I’m afraid the way that Richard Miller asks his audience why the literate arts are important, is that he asks it in a way that causes people to think there is only one answer. I remind you that I strongly disagree with him. As I’ve scraped through all these various texts looking for that golden answer, I keep coming back to those general ideas; personal gain, history, and personal expression. Even more so, I’ve realized you can’t do one of those three things without doing the other two at the same time. The way Miller structured his essay left me feeling that everything we read and/or write is done so in vain. He states, “There will never again be a book that can credibly be labeled “great,” not because outstanding books are no longer being produced, but because the world is now awash with writing that no one reads, with last year’s blockbusters ending up in the dump next to this year’s most insightful critiques”.

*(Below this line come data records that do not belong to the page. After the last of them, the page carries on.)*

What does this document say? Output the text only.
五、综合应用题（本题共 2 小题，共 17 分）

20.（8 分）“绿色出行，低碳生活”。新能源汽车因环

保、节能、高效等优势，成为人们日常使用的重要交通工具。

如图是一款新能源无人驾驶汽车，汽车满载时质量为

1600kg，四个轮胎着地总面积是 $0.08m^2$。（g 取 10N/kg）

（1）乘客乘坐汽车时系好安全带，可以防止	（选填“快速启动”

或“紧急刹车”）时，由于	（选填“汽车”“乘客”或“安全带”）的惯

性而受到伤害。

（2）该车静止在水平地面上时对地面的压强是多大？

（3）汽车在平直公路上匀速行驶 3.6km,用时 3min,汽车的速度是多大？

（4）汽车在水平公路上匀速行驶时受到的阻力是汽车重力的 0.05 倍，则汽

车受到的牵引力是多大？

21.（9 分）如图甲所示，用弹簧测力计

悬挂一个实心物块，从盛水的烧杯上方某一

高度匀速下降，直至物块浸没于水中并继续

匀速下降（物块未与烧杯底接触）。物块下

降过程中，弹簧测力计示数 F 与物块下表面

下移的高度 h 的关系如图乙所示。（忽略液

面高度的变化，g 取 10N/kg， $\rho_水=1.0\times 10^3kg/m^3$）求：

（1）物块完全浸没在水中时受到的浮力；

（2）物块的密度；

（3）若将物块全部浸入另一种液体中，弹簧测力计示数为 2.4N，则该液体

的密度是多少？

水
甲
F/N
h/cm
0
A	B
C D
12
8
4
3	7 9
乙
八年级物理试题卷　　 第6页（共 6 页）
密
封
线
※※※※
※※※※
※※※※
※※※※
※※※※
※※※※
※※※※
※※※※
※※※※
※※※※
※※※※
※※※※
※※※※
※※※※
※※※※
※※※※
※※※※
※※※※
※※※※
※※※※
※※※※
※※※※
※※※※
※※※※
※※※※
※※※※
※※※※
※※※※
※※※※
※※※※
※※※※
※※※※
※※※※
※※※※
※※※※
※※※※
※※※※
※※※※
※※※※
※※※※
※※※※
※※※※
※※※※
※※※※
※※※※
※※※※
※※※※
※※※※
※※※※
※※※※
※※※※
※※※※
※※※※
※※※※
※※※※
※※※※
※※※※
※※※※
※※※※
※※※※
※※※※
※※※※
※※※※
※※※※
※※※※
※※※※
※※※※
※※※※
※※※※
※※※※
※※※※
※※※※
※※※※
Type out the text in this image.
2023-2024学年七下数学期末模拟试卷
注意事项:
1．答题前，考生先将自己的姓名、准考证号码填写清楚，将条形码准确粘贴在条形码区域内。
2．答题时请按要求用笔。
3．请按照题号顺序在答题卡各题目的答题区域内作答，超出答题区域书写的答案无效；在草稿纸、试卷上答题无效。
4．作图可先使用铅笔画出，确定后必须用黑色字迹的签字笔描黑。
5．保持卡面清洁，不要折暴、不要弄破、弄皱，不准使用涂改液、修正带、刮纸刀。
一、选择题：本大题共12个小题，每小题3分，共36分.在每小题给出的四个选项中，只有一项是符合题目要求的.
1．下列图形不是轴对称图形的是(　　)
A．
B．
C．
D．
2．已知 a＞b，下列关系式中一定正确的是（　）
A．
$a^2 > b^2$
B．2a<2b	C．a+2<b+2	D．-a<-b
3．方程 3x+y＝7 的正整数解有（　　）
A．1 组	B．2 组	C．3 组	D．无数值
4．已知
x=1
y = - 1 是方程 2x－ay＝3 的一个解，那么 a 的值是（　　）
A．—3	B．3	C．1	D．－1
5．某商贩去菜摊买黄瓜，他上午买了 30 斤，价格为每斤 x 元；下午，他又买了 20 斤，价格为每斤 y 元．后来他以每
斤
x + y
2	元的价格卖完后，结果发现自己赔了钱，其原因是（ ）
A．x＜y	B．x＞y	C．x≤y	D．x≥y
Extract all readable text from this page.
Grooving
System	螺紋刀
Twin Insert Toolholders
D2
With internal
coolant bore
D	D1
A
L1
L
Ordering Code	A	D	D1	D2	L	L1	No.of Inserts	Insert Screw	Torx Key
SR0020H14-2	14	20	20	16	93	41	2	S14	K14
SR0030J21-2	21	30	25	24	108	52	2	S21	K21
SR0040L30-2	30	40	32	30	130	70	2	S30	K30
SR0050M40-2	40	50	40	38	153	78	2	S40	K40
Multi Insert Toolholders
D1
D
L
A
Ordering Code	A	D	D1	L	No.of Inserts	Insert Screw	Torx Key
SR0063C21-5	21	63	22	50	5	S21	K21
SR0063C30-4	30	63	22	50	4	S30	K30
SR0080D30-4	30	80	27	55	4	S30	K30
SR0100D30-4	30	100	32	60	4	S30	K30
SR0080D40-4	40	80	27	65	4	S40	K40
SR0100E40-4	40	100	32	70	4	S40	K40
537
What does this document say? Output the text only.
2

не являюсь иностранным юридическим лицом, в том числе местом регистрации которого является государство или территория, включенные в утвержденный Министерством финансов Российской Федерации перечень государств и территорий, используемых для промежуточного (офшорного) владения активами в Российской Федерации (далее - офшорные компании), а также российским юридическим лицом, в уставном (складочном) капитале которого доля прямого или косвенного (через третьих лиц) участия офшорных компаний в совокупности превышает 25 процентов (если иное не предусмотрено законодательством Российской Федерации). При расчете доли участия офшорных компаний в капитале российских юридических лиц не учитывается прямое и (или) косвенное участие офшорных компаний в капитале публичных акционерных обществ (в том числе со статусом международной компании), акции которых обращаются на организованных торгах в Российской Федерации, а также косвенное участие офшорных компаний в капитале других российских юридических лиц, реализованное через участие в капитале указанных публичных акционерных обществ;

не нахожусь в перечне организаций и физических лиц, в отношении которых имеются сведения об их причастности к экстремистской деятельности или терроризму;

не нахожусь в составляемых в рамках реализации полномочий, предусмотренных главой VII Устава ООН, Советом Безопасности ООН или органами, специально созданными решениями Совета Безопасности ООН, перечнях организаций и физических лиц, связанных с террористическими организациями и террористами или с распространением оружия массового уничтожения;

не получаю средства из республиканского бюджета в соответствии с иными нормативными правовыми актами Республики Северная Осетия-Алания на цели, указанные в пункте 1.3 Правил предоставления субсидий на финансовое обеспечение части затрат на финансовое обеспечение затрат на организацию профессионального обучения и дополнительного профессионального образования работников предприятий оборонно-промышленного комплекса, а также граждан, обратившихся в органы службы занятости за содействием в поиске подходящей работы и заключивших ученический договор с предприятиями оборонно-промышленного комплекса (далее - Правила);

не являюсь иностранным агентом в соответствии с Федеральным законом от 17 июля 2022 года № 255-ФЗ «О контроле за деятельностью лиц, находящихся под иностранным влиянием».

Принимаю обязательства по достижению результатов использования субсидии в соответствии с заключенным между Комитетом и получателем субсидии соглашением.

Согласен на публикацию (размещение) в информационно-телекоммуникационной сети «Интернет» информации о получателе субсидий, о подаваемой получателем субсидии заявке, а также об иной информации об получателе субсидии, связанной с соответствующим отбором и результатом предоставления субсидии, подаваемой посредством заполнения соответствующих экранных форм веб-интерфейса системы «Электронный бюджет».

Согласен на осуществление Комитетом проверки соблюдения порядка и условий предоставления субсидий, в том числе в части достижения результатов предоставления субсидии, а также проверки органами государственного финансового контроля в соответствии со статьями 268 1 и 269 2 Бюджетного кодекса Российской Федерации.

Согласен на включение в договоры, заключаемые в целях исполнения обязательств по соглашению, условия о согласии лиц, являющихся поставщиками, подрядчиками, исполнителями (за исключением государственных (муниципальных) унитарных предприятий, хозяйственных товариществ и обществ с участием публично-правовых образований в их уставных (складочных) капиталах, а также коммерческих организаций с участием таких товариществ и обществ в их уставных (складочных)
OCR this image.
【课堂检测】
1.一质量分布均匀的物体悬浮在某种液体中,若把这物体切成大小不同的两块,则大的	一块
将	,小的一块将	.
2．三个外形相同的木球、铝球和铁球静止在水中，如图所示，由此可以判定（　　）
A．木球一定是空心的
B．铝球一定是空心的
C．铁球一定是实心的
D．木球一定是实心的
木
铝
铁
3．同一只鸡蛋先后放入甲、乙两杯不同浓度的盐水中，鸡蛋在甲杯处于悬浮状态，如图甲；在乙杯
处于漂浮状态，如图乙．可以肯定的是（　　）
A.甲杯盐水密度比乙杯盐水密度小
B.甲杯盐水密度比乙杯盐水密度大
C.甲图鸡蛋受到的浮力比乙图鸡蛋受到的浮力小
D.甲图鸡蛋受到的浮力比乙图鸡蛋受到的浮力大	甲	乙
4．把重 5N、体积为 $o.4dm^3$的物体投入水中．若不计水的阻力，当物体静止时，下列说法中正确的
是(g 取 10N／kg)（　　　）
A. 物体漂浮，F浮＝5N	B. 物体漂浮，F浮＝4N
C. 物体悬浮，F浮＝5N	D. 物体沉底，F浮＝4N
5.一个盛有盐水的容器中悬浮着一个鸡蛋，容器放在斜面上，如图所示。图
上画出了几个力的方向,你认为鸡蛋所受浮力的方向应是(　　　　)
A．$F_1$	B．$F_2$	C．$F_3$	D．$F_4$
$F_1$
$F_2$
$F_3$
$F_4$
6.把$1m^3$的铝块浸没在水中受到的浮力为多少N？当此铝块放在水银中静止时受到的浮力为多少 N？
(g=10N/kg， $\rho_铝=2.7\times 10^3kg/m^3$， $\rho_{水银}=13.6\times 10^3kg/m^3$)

It’s difficult to make you understand how I feel. There are so many thoughts swarming the channel that leads to my fingers – begging to be dictated on the page. What are the literate arts good for? In my life they are good for everything. They are an outlet from this world of destruction we live in. I could not find the answer to this question in the analytical texts of all those brilliant authors. All they did for me was pose question after question that left me with more confusion and loss of hope. But for whatever reason when I read the personal and intimate thoughts of Denny Mack, a part of me grows. My understanding of human behavior changes as Denny makes it even clearer to me the importance of family and the time we have. We take so much for granted; Rodriquez showed this to me. We will always be faced with difficult situations; Pratt taught me this. We all see and apply things differently; claimed Freire. Most of what we do goes unnoticed; according to Miller. Yet here we are, still reading and writing because as much as we’d like to find a concrete answer that tells why we behave the way that we do, we simply can’t, and we should all be satisfied with that. Find you the reason you love to read, or love to write, or simply stop them both altogether.